British artist (born 1960)

David Dawson (born 1960) is a British artist, born near Pwllheli, North Wales.

==Biography==
He studied at Chelsea College of Art from 1984 to 1987, followed by the Royal College of Art from 1987 to 1989, where he was a contemporary of Tracey Emin and Jake and Dinos Chapman. Unlike them, however, even at this stage Dawson considered himself to be almost exclusively a painter.

In 1989, Dawson showed his works at Flowers Gallery. He was chosen for the 6th edition of Artist of the Day, a valuable platform for artists since 1983, by Joe Tilson. The exhibition showcased the work of ten artists, chosen not by the gallery, but by established professional practitioners who each nominated a talent of their choice.

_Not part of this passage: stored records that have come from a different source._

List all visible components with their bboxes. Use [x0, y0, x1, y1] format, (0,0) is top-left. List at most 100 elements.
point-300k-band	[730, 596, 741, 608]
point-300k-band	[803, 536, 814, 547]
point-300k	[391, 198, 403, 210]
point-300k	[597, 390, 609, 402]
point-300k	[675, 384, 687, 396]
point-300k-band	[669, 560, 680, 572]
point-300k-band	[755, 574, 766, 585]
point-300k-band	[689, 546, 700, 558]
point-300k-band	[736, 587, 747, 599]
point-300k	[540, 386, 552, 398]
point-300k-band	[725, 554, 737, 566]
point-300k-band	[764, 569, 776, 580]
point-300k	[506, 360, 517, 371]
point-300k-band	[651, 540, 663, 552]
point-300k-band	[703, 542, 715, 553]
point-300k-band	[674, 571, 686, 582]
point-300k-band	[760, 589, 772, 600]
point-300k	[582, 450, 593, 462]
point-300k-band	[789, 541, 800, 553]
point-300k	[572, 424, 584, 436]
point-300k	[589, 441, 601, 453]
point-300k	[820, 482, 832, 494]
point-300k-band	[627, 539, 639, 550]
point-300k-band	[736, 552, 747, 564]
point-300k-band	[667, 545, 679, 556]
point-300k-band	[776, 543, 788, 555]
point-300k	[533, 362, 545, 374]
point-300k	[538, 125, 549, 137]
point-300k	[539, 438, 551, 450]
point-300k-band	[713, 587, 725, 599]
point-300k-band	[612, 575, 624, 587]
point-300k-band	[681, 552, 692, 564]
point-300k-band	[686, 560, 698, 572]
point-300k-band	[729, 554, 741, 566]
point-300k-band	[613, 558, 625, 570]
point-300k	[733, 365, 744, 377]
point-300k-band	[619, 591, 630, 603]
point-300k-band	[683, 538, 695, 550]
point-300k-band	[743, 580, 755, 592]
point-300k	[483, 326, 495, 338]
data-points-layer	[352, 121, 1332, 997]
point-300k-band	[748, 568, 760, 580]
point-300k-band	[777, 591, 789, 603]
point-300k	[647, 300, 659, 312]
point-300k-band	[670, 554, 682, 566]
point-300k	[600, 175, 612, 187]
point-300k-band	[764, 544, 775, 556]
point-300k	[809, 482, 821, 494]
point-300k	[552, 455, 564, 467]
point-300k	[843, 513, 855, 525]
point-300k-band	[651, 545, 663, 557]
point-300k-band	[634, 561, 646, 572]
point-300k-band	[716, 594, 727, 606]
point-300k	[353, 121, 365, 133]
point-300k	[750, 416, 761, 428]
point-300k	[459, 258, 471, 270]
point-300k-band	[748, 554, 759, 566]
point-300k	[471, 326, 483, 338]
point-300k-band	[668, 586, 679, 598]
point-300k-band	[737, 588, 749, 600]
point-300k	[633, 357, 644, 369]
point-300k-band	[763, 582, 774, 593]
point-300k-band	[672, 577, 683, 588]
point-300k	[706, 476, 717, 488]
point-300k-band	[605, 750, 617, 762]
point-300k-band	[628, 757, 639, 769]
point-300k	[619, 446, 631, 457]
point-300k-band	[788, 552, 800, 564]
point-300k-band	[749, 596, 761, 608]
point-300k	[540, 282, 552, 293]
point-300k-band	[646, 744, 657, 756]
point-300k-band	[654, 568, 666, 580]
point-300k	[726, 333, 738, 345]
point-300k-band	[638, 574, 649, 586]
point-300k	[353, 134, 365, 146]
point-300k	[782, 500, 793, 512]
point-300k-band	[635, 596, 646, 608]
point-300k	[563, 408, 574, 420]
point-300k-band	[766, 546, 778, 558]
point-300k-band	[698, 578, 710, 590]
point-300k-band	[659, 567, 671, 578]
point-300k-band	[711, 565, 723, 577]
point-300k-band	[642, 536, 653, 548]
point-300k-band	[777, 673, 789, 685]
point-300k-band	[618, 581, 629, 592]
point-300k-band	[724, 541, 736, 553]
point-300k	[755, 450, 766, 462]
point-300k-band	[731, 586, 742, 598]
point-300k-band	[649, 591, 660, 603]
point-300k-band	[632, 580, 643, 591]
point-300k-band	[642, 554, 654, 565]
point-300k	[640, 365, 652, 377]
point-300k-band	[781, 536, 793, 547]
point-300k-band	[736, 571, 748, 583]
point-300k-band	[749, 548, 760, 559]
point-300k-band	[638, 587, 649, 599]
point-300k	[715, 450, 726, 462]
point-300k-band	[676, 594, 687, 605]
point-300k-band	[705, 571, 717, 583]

After leaving the Royal College of Art he became an assistant to the artist Lucian Freud in 1991, whilst working for Freud's art dealer at the time James Kirkman, and he continued this role until Freud died, as well as being a frequent model for Freud's paintings.

Dawson exhibited his paintings at Marlborough Fine Art in London in a two-person show with Catherine Goodman in 2004, and in 2011 a private solo show at 61a Cadogan Square in London.

As well as being a painter, Dawson is also a photographer, with his most well known photographs being a series started in 2000 of Freud at work. These were shown at London's National Portrait Gallery in 2004, and 26 of them were acquired for the gallery's collection, including images of Freud painting David Hockney, visits to Freud's studio by Neil MacGregor and Frank Auerbach, and Freud painting Queen Elizabeth II. A number of Dawson's photographs of Freud also appeared in 2006 in the book Freud at Work.

Dawson is represented by Marlborough Fine Art in London.

==Style and influences==
Dawson's paintings are realist in style and predominantly urban. His work has affinities with the School of London painters, including the paintings of Frank Auerbach, who is an acknowledged influence on him. However, there is a much clearer use of linear elements, with drawn structural lines often remaining evident in the finished paintings.

The urban subject matter could more accurately be described as 'suburban' as Dawson tends to concentrate on scenes from the area in which he lives, Kensal Rise in north London. He is quoted as saying, 'Looking out of the window is my starting point.' This approach has led to a series of paintings based on the cul-de-sac in which Dawson lives.

Although Dawson has acknowledged influence from abstract painters, including Jackson Pollock, his only works that are near abstract are a series of 'cloud paintings' depicting clouds against the sky. These were described by Dawson as being made to allow him to 'play with paint'. In his own estimation, however, he prefers to work from a physical subject, pushing it towards abstraction and then bringing it back towards realism.